Going to sleep with a light on may help diabetics reduce their risk of developing a serious complication which can cause blindness, scientists said on Friday.
Diabetic retinopathy, which damages the retina of the eye, affects up to half of all diabetes sufferers. The disease damages tiny blood vessels in the light-sensitive tissue at the back of the eye, called the retina, which can cloud vision.
But Professor Neville Drasdo, of Cardiff University in Wales, said night-time illumination may help prevent the condition.
Diabetes causes damage by reducing the uptake of oxygen to body tissue, including the retina. Scientists suspect that oxygen deprivation to the inner layers of the retina during the hours of darkness could be related to diabetic retinopathy.
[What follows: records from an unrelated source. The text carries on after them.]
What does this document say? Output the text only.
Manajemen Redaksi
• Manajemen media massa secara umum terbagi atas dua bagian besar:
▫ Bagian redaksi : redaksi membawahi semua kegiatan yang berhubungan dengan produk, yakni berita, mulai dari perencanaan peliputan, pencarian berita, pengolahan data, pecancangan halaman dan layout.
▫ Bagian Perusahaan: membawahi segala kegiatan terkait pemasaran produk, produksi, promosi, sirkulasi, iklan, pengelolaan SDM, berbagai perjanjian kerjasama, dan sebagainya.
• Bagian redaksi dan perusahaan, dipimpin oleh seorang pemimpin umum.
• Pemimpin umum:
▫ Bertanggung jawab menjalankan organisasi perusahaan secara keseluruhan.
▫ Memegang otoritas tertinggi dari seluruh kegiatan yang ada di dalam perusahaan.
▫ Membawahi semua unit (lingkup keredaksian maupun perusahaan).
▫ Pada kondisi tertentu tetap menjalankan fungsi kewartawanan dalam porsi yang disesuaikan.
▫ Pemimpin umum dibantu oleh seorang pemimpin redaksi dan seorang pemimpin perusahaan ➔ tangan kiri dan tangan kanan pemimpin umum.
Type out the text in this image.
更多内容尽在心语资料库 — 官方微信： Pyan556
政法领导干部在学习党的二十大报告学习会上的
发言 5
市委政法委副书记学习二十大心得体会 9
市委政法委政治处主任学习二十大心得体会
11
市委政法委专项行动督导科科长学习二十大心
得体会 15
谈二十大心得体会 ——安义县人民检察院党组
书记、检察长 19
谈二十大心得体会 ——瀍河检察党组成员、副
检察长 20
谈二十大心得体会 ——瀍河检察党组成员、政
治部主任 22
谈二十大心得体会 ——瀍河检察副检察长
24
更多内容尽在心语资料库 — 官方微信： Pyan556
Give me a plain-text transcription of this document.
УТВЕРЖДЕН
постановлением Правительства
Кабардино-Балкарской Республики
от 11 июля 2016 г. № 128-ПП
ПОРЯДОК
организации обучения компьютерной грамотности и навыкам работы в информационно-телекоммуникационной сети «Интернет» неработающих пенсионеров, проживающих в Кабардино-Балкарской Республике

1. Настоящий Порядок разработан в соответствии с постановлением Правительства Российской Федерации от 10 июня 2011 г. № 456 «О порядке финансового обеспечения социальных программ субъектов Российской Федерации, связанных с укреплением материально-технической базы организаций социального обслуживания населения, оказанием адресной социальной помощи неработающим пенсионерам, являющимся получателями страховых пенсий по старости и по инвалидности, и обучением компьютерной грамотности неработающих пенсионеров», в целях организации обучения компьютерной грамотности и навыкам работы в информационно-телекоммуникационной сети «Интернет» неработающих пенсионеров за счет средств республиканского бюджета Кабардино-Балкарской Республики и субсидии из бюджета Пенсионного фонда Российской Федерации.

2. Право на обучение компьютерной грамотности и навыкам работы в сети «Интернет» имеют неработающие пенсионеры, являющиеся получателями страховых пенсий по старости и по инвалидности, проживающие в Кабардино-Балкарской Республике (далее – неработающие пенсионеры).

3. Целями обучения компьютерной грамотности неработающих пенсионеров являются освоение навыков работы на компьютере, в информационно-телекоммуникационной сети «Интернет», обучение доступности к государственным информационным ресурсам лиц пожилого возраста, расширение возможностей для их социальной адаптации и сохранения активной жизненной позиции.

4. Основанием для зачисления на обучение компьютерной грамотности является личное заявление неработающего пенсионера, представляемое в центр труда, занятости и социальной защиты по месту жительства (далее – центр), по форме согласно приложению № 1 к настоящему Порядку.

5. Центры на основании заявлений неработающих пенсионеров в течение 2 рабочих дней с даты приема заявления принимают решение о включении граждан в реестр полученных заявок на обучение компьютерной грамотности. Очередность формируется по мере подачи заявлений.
When Drasdo and his colleagues studied the impact of night-time light on seven patients with Type 2, or adult onset, diabetes and eight healthy volunteers they found it helped to counteract the impact of the darkness in the diabetes patients.
"The finding strengthens support for the suggestion that diabetic patients might benefit from sleeping with night-time illumination," Drasdo said in a letter to The Lancet medical journal.
Diabetic retinopathy has no early warning signs. The blood vessels can bleed and leave a few specks of blood or spots which may disappear but sometimes it does not clear.
Large hemorrhages can happen more than once and often occur during sleep.